Dès son introduction, l’A. explique sa méthode de travail : l’ouvrage est partagé en cinq chapitres, chacun précédé d’une introduction et suivi d’une conclusion partielle qui en synthétise l’essentiel. Le premier chapitre est consacré à l’analyse des récits évangéliques décrivant les dernières 24 heures de la vie de Jésus à Jérusalem, en faisant ressortir les différences entre les synoptiques et saint Jean. Le récit de la passion chez les synoptiques forme une Pâque spéciale et hautement motivée, dont le premier moment est l’institution de l’eucharistie. Quant à Jean, il nous donne une meilleure chronologie des faits, qui correspond aux institutions juives. Dans le deuxième chapitre, l’auteur analyse les différentes hypothèses rédactionnelles des Évangiles. Le but poursuivi est de démontrer qu’aux récits évangéliques ne correspond pas l’idée d’une biographie au sens gréco-romain du terme, car les évangélistes nous présentent plutôt le message de Jésus entouré du « kérygme ». Le troisième chapitre cherche des traces d’un « serviteur souffrant », de rang divin, dans le contexte judaïque d’avant Jésus. L’étude des documents de Qumrân fait ressortir l’image du « Maître de Justice » auquel sont consacrées deux hymnes le présentant comme étant un sauveur réel de rang divin, mort et rejeté. Au quatrième chapitre, nous sommes mis face à deux historiens de l’époque de Jésus qui nous ont laissé des témoignages assez impressionnants sur lui : Tacite et Flavius Josèphe. Ce dernier laisse planer un doute sur sa nature divine lorsqu’il écrit : « Vers le même temps survient Jésus, habile homme, si du moins il faut le dire homme. Il était en effet faiseur de prodiges et maître de qui accepte avec plaisir des choses étrangères[4] ». Cette étude permet à l’auteur de distinguer entre le double sens du nom de « chrétien » véhiculé à l’époque de « l’Église primitive » : Juifs messianisants et disciples de Jésus Christ. Enfin, le cinquième chapitre revient sur une analyse synthétique des récits de la passion. La conclusion est que Jésus est bien le Fils de Dieu, le « serviteur souffrant », dont parle Isaïe, mis à mort au nom de Dieu.

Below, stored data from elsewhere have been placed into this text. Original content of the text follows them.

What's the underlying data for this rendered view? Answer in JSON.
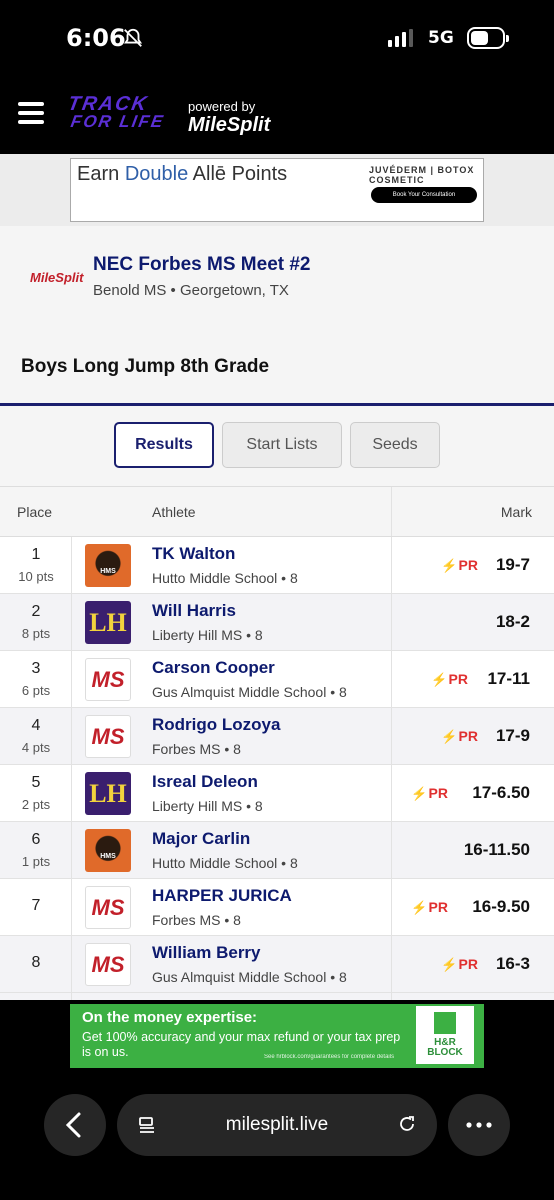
{
  "status": {
    "time": "6:06",
    "network": "5G"
  },
  "nav": {
    "logo_line1": "TRACK",
    "logo_line2": "FOR LIFE",
    "powered_by": "powered by",
    "brand": "MileSplit"
  },
  "ad_top": {
    "headline_prefix": "Earn ",
    "headline_bold": "Double",
    "headline_rest": " Allē Points",
    "brand": "JUVÉDERM | BOTOX COSMETIC",
    "button": "Book Your Consultation"
  },
  "meet": {
    "logo_text": "MileSplit",
    "title": "NEC Forbes MS Meet #2",
    "location": "Benold MS • Georgetown, TX",
    "event": "Boys Long Jump 8th Grade"
  },
  "tabs": [
    {
      "label": "Results",
      "active": true
    },
    {
      "label": "Start Lists",
      "active": false
    },
    {
      "label": "Seeds",
      "active": false
    }
  ],
  "table": {
    "headers": {
      "place": "Place",
      "athlete": "Athlete",
      "mark": "Mark"
    },
    "rows": [
      {
        "place": "1",
        "pts": "10 pts",
        "name": "TK Walton",
        "team": "Hutto Middle School • 8",
        "mark": "19-7",
        "pr": "PR",
        "logo": "hutto"
      },
      {
        "place": "2",
        "pts": "8 pts",
        "name": "Will Harris",
        "team": "Liberty Hill MS • 8",
        "mark": "18-2",
        "pr": "",
        "logo": "lh"
      },
      {
        "place": "3",
        "pts": "6 pts",
        "name": "Carson Cooper",
        "team": "Gus Almquist Middle School • 8",
        "mark": "17-11",
        "pr": "PR",
        "logo": "ms"
      },
      {
        "place": "4",
        "pts": "4 pts",
        "name": "Rodrigo Lozoya",
        "team": "Forbes MS • 8",
        "mark": "17-9",
        "pr": "PR",
        "logo": "ms"
      },
      {
        "place": "5",
        "pts": "2 pts",
        "name": "Isreal Deleon",
        "team": "Liberty Hill MS • 8",
        "mark": "17-6.50",
        "pr": "PR",
        "logo": "lh"
      },
      {
        "place": "6",
        "pts": "1 pts",
        "name": "Major Carlin",
        "team": "Hutto Middle School • 8",
        "mark": "16-11.50",
        "pr": "",
        "logo": "hutto"
      },
      {
        "place": "7",
        "pts": "",
        "name": "HARPER JURICA",
        "team": "Forbes MS • 8",
        "mark": "16-9.50",
        "pr": "PR",
        "logo": "ms"
      },
      {
        "place": "8",
        "pts": "",
        "name": "William Berry",
        "team": "Gus Almquist Middle School • 8",
        "mark": "16-3",
        "pr": "PR",
        "logo": "ms"
      }
    ]
  },
  "ad_bottom": {
    "headline": "On the money expertise:",
    "body": "Get 100% accuracy and your max refund or your tax prep is on us.",
    "fine": "See hrblock.com/guarantees for complete details",
    "brand": "H&R BLOCK"
  },
  "browser": {
    "url": "milesplit.live"
  }
}
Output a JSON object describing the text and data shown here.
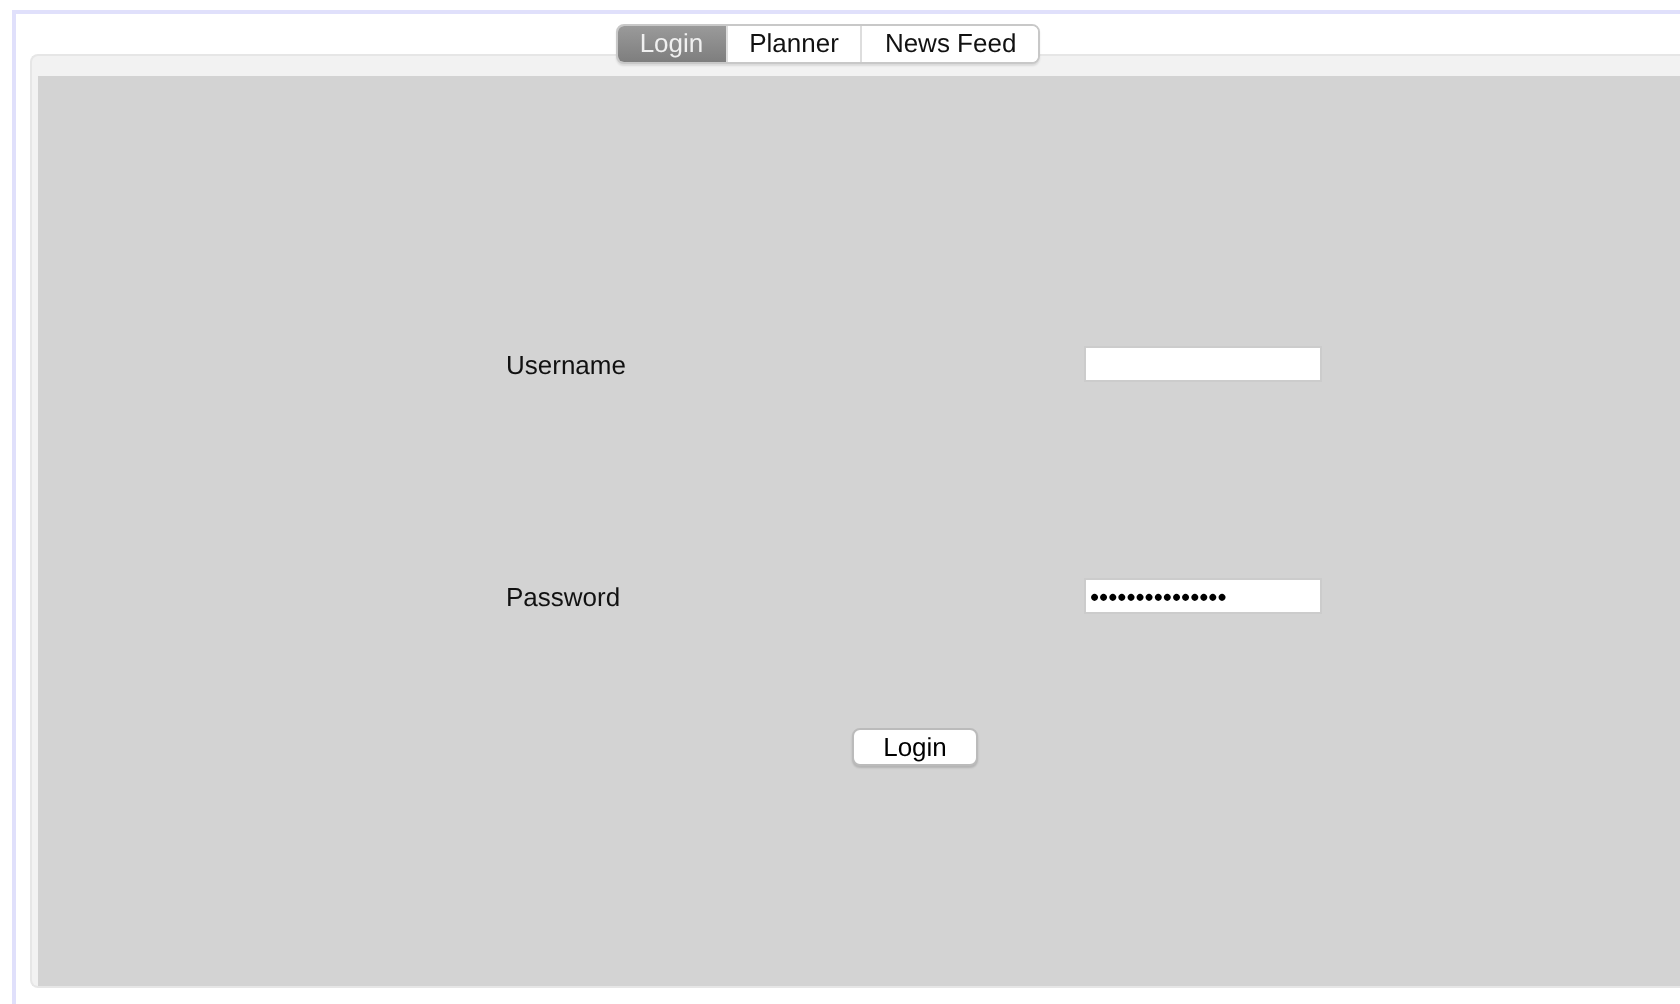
{
  "tabs": [
    {
      "label": "Login",
      "selected": true
    },
    {
      "label": "Planner",
      "selected": false
    },
    {
      "label": "News Feed",
      "selected": false
    }
  ],
  "form": {
    "fields": [
      {
        "label": "Username",
        "kind": "text"
      },
      {
        "label": "Password",
        "value": "•••••••••••••••",
        "kind": "password"
      }
    ],
    "button": "Login"
  }
}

Le témoignage des Pères apostoliques est très éclairant tout au long de cette étude. Les notes de bas de page, assez abondantes, éclairent le contenu du texte et apportent beaucoup de précisions sur la matière étudiée. De même, l’ouvrage est parsemé de tableaux et de récits des différents témoins étudiés, mis en synopse afin de faciliter notre compréhension et mieux faire saisir le but poursuivi par l’auteur. Les nombreuses citations des témoins anciens et la bonne connaissance que l’A. a de Flavius Josèphe sont un atout considérable pour quelqu’un qui ne « baigne » pas forcément dans le milieu littéraire des premiers siècles du christianisme. Enfin, son style littéraire précis, sa pensée cohérente et sa méthode analytique nous permettent d’apprécier la connaissance qu’a l’auteur du judaïsme et du christianisme ancien.

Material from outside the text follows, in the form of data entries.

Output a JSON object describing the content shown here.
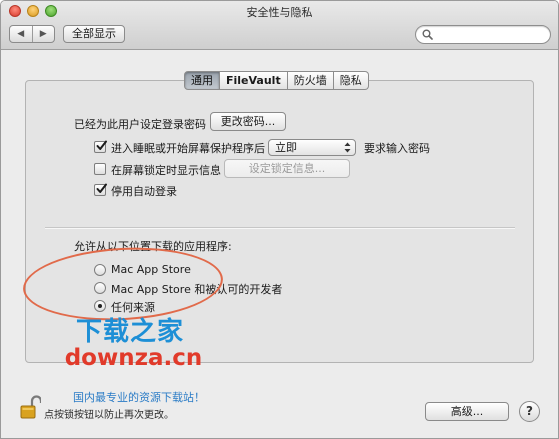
{
  "window": {
    "title": "安全性与隐私"
  },
  "toolbar": {
    "back_icon": "◀",
    "forward_icon": "▶",
    "show_all_label": "全部显示",
    "search_placeholder": "",
    "search_value": ""
  },
  "tabs": [
    {
      "label": "通用",
      "selected": true
    },
    {
      "label": "FileVault",
      "selected": false
    },
    {
      "label": "防火墙",
      "selected": false
    },
    {
      "label": "隐私",
      "selected": false
    }
  ],
  "general": {
    "password_label": "已经为此用户设定登录密码",
    "change_password_button": "更改密码...",
    "require_password": {
      "checked": true,
      "label_before": "进入睡眠或开始屏幕保护程序后",
      "select_value": "立即",
      "label_after": "要求输入密码"
    },
    "lock_message": {
      "checked": false,
      "label": "在屏幕锁定时显示信息",
      "button": "设定锁定信息..."
    },
    "disable_autologin": {
      "checked": true,
      "label": "停用自动登录"
    }
  },
  "downloads": {
    "heading": "允许从以下位置下载的应用程序:",
    "options": [
      {
        "label": "Mac App Store",
        "selected": false
      },
      {
        "label": "Mac App Store 和被认可的开发者",
        "selected": false
      },
      {
        "label": "任何来源",
        "selected": true
      }
    ]
  },
  "watermark": {
    "title": "下载之家",
    "domain": "downza.cn",
    "tagline": "国内最专业的资源下载站！"
  },
  "footer": {
    "lock_text": "点按锁按钮以防止再次更改。",
    "advanced_button": "高级...",
    "help_label": "?"
  },
  "colors": {
    "annotation_oval": "#e16a4a",
    "watermark_blue": "#1d8fd6",
    "watermark_red": "#e13a2a",
    "lock_gold": "#d9a21f"
  }
}
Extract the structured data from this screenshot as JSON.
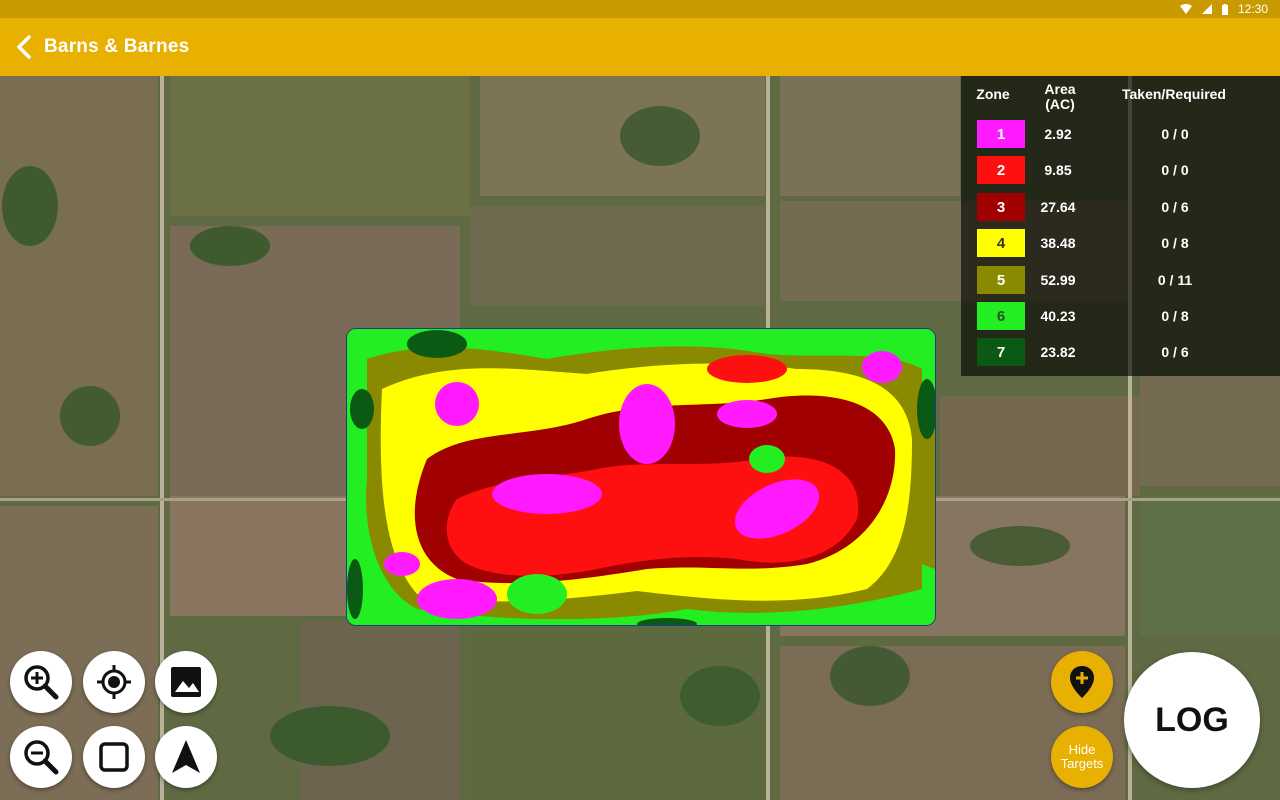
{
  "status_bar": {
    "time": "12:30",
    "icons": [
      "wifi-icon",
      "signal-icon",
      "battery-icon"
    ]
  },
  "app_bar": {
    "title": "Barns & Barnes",
    "back_icon": "back-chevron-icon"
  },
  "legend": {
    "headers": {
      "zone": "Zone",
      "area": "Area\n(AC)",
      "taken": "Taken/Required"
    },
    "rows": [
      {
        "zone": "1",
        "area": "2.92",
        "taken": "0 / 0",
        "color": "#ff1aff"
      },
      {
        "zone": "2",
        "area": "9.85",
        "taken": "0 / 0",
        "color": "#ff1010"
      },
      {
        "zone": "3",
        "area": "27.64",
        "taken": "0 / 6",
        "color": "#a00000"
      },
      {
        "zone": "4",
        "area": "38.48",
        "taken": "0 / 8",
        "color": "#ffff00"
      },
      {
        "zone": "5",
        "area": "52.99",
        "taken": "0 / 11",
        "color": "#8a8a00"
      },
      {
        "zone": "6",
        "area": "40.23",
        "taken": "0 / 8",
        "color": "#22ee22"
      },
      {
        "zone": "7",
        "area": "23.82",
        "taken": "0 / 6",
        "color": "#0a5a14"
      }
    ]
  },
  "controls": {
    "zoom_in": "zoom-in-icon",
    "locate": "my-location-icon",
    "layers": "image-icon",
    "zoom_out": "zoom-out-icon",
    "select": "square-icon",
    "navigate": "navigation-arrow-icon",
    "add_pin": "add-location-icon",
    "hide_targets": "Hide\nTargets",
    "log": "LOG"
  }
}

Cependant, on peut regretter qu’un ouvrage d’une telle qualité ne comporte pas d’index des auteurs et des ouvrages anciens, index qui nous permettrait de mieux situer les auteurs cités dans l’ouvrage. De même, parfois, les nombreux détails risquent de nous faire perdre le fil conducteur et nous faire oublier le but poursuivi par l’auteur.

Lucian Dîncã

5. Harry O. Maier, Apocalypse Recalled. The Book of Revelation after Christendom. Minneapolis, Minnesota, Fortress Press, 2002, xvi-271 p.

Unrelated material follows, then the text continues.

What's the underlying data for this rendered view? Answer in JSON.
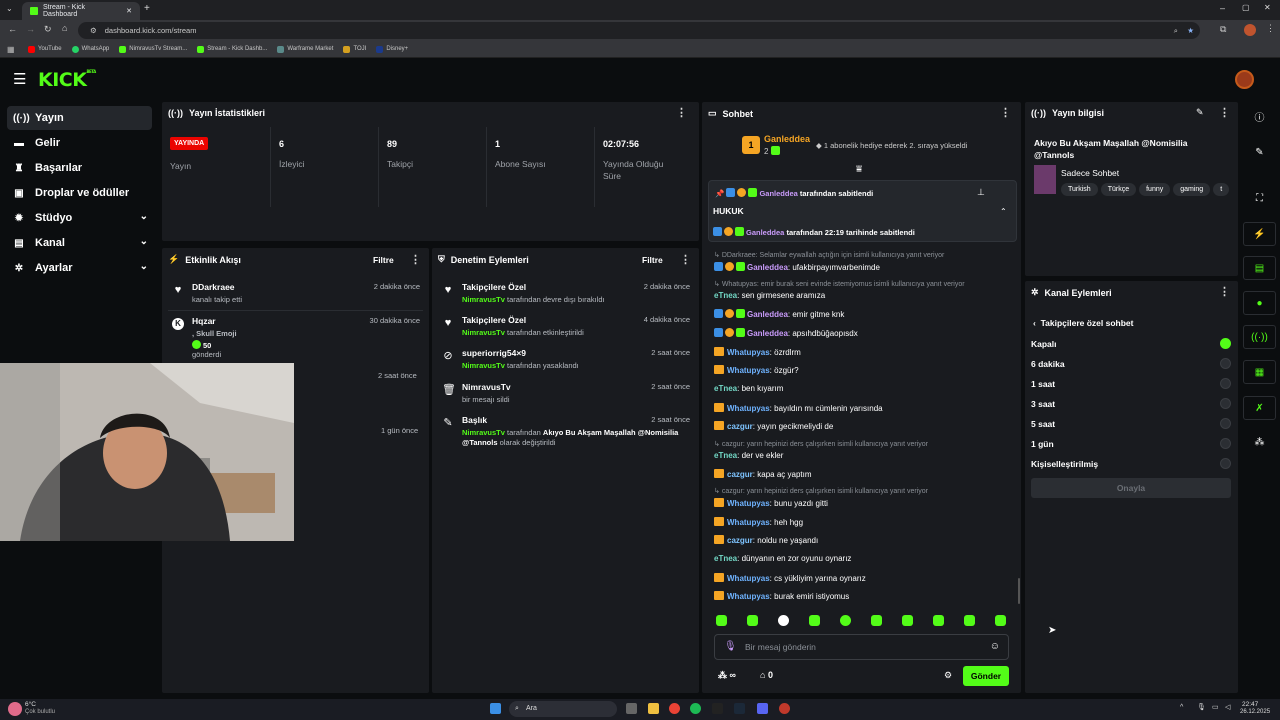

Deux traits particuliers caractérisent ce livre. Le premier est mis en évidence dans son sous-titre : The Book of Revelation after Christendom, le second coiffe une des sections du premier chapitre : « Taking it personally ». Dès la préface, l’A. souligne le paradoxe suivant : bien que le dernier livre de la Bible, plus que tout autre écrit canonique, stimule l’imagination de nos contemporains, et il cite The Matrix, The X-Files, la série Left Behind et la conviction de Ronald Reagan, qui croyait que sa génération était la dernière avant Armageddon (et l’on pourrait se demander s’il est le dernier à avoir eu cette conviction), ce livre est généralement négligé, pour ne pas dire ignoré par les Églises nord-américaines conventionnelles (North American mainstream Churches). Face à cette situation paradoxale, l’A. entend montrer que ce livre constitue pour les chrétiens du premier monde un outil indispensable pour comprendre leur situation dans le monde contemporain et pour méditer sur la place de l’Église au milieu d’une société séculière.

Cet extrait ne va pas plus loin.